ABD Başkan Yardımcısı J.D. Vance, AfD lideri Alice Weidel ile bir araya gelerek bunu yapan ABD’li en üst düzey yetkili oldu. Vance görüşme sırasında yaptığı konuşmada ‘Amerika’yı Yeniden Büyük Yap’ (Make America Great Again) politikasını Avrupa'ya ihraç etmeye çalıştı.
Alman liderler öfkelendi ve Trump yönetimini seçimlere 10 günden az bir süre kala iç işlerine karışmakla suçladı.

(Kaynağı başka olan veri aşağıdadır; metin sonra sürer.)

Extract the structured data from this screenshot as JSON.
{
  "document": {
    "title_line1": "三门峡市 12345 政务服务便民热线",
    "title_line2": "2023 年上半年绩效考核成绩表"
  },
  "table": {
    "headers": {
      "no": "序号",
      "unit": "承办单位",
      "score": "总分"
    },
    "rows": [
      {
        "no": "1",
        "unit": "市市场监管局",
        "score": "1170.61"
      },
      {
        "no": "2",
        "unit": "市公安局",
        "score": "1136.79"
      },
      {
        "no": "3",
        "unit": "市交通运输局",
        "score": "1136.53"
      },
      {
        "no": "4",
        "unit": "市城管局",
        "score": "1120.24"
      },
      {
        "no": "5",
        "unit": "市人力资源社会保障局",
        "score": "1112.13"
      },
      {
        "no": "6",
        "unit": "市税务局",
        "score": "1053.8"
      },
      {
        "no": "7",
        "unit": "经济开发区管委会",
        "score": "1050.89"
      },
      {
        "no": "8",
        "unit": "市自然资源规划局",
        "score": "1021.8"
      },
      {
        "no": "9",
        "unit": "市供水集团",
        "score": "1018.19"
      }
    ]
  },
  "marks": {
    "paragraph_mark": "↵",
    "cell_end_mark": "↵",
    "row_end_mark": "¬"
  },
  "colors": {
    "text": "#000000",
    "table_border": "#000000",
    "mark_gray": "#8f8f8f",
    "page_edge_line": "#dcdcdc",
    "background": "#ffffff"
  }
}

Trump'ın yeniden ABD Başkanı olarak göreve gelmesinden çok önce ivme kazanan ve daha önce marjinalleşmiş olan AfD, seçimlerde oyların yüzde 20'sinden fazlasını alarak ikinci parti oldu.
Friedrich Merz (DPA)
Bir sonraki başbakan olmaya hazırlanan Almanya Hristiyan Demokrat Birliği (CDU) lideri Friedrich Merz oylamadan sonra yaptığı açıklamada “Avrupa'nın yavaş yavaş ABD'den bağımsızlığını kazanması gerekiyor” dedi.
Diğer seçimler
İngiltere’de göçmen karşıtı aşırı sağcı Reform Partisi, Trump'ı eleştirmekle onu iktidara getiren politikaları övmek arasında bir denge kurmaya çalıştı. Parti bu hafta yapılan yerel seçimlerde tarihi kazanımlar elde etti. İngiltere'nin Brexit (Avrupa Birliği’nden [AB] ayrılması) lehine oy kullanmasını savunan partinin kurucusu Nigel Farage, Trump ile aynı çizgide bir tutum sergiledi.
Öte yandan Romanya'da aşırı milliyetçi George Simeon, ülkenin bu hafta sonu yapılacak cumhurbaşkanlığı ikinci tur seçimlerinde önde gelen adaylardan biri. Simeon, Trump'ın ’Amerika’yı Yeniden Büyük Yap’ hareketini desteklediğini ifade etti.
Ekvadorlu siyasi analist Caroline Avila'ya göre bu ay yeniden seçimleri kazanan Devlet Başkanı Daniel Noboa, Trump ile dostane görünen ilişkisi nedeniyle oyların çoğunluğunu almış olabilir.
Dünya genelinde yaklaşan başka seçimler de var. Örneğin Güney Kore haziran ayında bir başkan seçecek. Japonya'nın temmuz ayında meclis seçimlerini yapması bekleniyor. Her iki ülke de ABD'nin önde gelen müttefikleri ve politikaları Trump'ın gümrük vergilerinden etkilenebilir.